Sicher ist – RT Deutsch bietet deutschsprachigen Verschwörungstheoretikern ein Forum. Ob diese teils plumpe Art der Suggestion, der Pauschalurteile und der Faktenverdrehung wirklich im deutschsprachigen Raum ein grösseres Publikum erreicht, ob sich die bereits Medienverdrossenen radikalisieren werden, ist heute noch nicht abzusehen.

Leserbeiträge

Christopher Prinz 01. Dezember 2014, 01:49

Mich stört ihr wahrheitsanspruch.

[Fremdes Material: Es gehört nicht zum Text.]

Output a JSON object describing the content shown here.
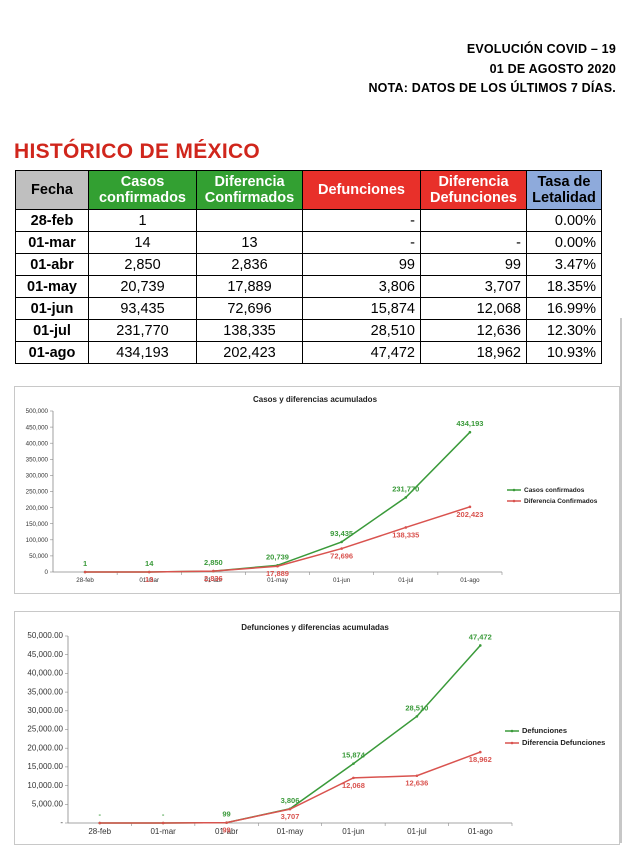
{
  "header": {
    "line1": "EVOLUCIÓN COVID – 19",
    "line2": "01 DE AGOSTO 2020",
    "line3": "NOTA: DATOS DE LOS ÚLTIMOS 7 DÍAS."
  },
  "table_title": "HISTÓRICO DE MÉXICO",
  "table": {
    "headers": [
      "Fecha",
      "Casos confirmados",
      "Diferencia Confirmados",
      "Defunciones",
      "Diferencia Defunciones",
      "Tasa de Letalidad"
    ],
    "rows": [
      [
        "28-feb",
        "1",
        "",
        "-",
        "",
        "0.00%"
      ],
      [
        "01-mar",
        "14",
        "13",
        "-",
        "-",
        "0.00%"
      ],
      [
        "01-abr",
        "2,850",
        "2,836",
        "99",
        "99",
        "3.47%"
      ],
      [
        "01-may",
        "20,739",
        "17,889",
        "3,806",
        "3,707",
        "18.35%"
      ],
      [
        "01-jun",
        "93,435",
        "72,696",
        "15,874",
        "12,068",
        "16.99%"
      ],
      [
        "01-jul",
        "231,770",
        "138,335",
        "28,510",
        "12,636",
        "12.30%"
      ],
      [
        "01-ago",
        "434,193",
        "202,423",
        "47,472",
        "18,962",
        "10.93%"
      ]
    ]
  },
  "colors": {
    "green": "#3a9a3a",
    "red": "#d9534f",
    "header_gray": "#bfbfbf",
    "header_green": "#33a032",
    "header_red": "#e8302a",
    "header_blue": "#8eaadb",
    "title_red": "#d0261c"
  },
  "chart_data": [
    {
      "type": "line",
      "title": "Casos y diferencias acumulados",
      "categories": [
        "28-feb",
        "01-mar",
        "01-abr",
        "01-may",
        "01-jun",
        "01-jul",
        "01-ago"
      ],
      "ylim": [
        0,
        500000
      ],
      "yticks": [
        "0",
        "50,000",
        "100,000",
        "150,000",
        "200,000",
        "250,000",
        "300,000",
        "350,000",
        "400,000",
        "450,000",
        "500,000"
      ],
      "legend_position": "right",
      "series": [
        {
          "name": "Casos confirmados",
          "color": "#3a9a3a",
          "values": [
            1,
            14,
            2850,
            20739,
            93435,
            231770,
            434193
          ],
          "labels": [
            "1",
            "14",
            "2,850",
            "20,739",
            "93,435",
            "231,770",
            "434,193"
          ]
        },
        {
          "name": "Diferencia Confirmados",
          "color": "#d9534f",
          "values": [
            0,
            13,
            2836,
            17889,
            72696,
            138335,
            202423
          ],
          "labels": [
            "",
            "13",
            "2,836",
            "17,889",
            "72,696",
            "138,335",
            "202,423"
          ]
        }
      ]
    },
    {
      "type": "line",
      "title": "Defunciones y diferencias acumuladas",
      "categories": [
        "28-feb",
        "01-mar",
        "01-abr",
        "01-may",
        "01-jun",
        "01-jul",
        "01-ago"
      ],
      "ylim": [
        0,
        50000
      ],
      "yticks": [
        "-",
        "5,000.00",
        "10,000.00",
        "15,000.00",
        "20,000.00",
        "25,000.00",
        "30,000.00",
        "35,000.00",
        "40,000.00",
        "45,000.00",
        "50,000.00"
      ],
      "legend_position": "right",
      "series": [
        {
          "name": "Defunciones",
          "color": "#3a9a3a",
          "values": [
            0,
            0,
            99,
            3806,
            15874,
            28510,
            47472
          ],
          "labels": [
            "-",
            "-",
            "99",
            "3,806",
            "15,874",
            "28,510",
            "47,472"
          ]
        },
        {
          "name": "Diferencia Defunciones",
          "color": "#d9534f",
          "values": [
            0,
            0,
            99,
            3707,
            12068,
            12636,
            18962
          ],
          "labels": [
            "",
            "",
            "99",
            "3,707",
            "12,068",
            "12,636",
            "18,962"
          ]
        }
      ]
    }
  ]
}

Der passt aus meiner Sicht weder zum Journalisten noch zur Idee ihrer Plattform.
Das wohl jeder und jede, sowie jede Organisation seinen eigenen Blick und somit auch seine unsichtbaren Stellen hat ist ja wohl klar.
Ihr zitierter Journalist polemisiert ja auch ganz schön. Es gefährde die Pressefreiheit. Es ist doch wohl eher so, dass ein bisschen Verwirrung, in der heutigen Zeit, vielleicht noch der einzige Weg ist zu merken das die ganze Medienlandschaft auf wackeligen Beinen steht.
Und übrigens, sie sagen, die Medienwoche hätte recherchiert. So, so, sie haben also in polen und Russland, und, und,und, eigene Korrespondenten, die Von wegen Haltung und Vertrauenswürdigkeit überprüfbar sind.
Ihr Artikel ist mindestens so fragwürdig wie die von ihnen kritisierten.
Ich habe ehrlich gesagt auch viel wenige Mühe von Organisationen, die reaktiv, seit ein paar Monaten ihre Sicht der Dinge etwas verbogen darstellen, als eine, die das schon seit längerem tut.
Da könnte es doch gut sein, dass die ihren deutschen Kanal nicht mehr bräuchten wenn wir unseren Journalismus wieder etwas glaubwürdiger Leben würden.
Das wünsche ich mir von Ihnen und Ihren Kollegen.
Und trotzdem, auch dann, sollten wir Leser nicht aufhören jedem kritisch zuzuhören.

ueli brunner 02. Dezember 2014, 10:50

Von welcher PR-Agentur stammt dieser Artikel? Die machen echt gute Arbeit!

Christopher Prinz 02. Dezember 2014, 15:37

Ist, glaube ich, eher ein Ergebnis zeitgenössischer Verwirrung. es ist für jeden schwierig geworden aufrichtig zu sein wenn man nicht mehr weiss wo oben und unten ist.
Das ist ja auch das effiziente am System, dass jeder der nicht aufpasst zum Träger von Botschaften wird, die möglicherweise nicht seiner eigenen Haltung entspricht. Somit werden wir, die Einzelteile der Bevölkerung, gegenüber jedem Nächsten zur PR-Agentur.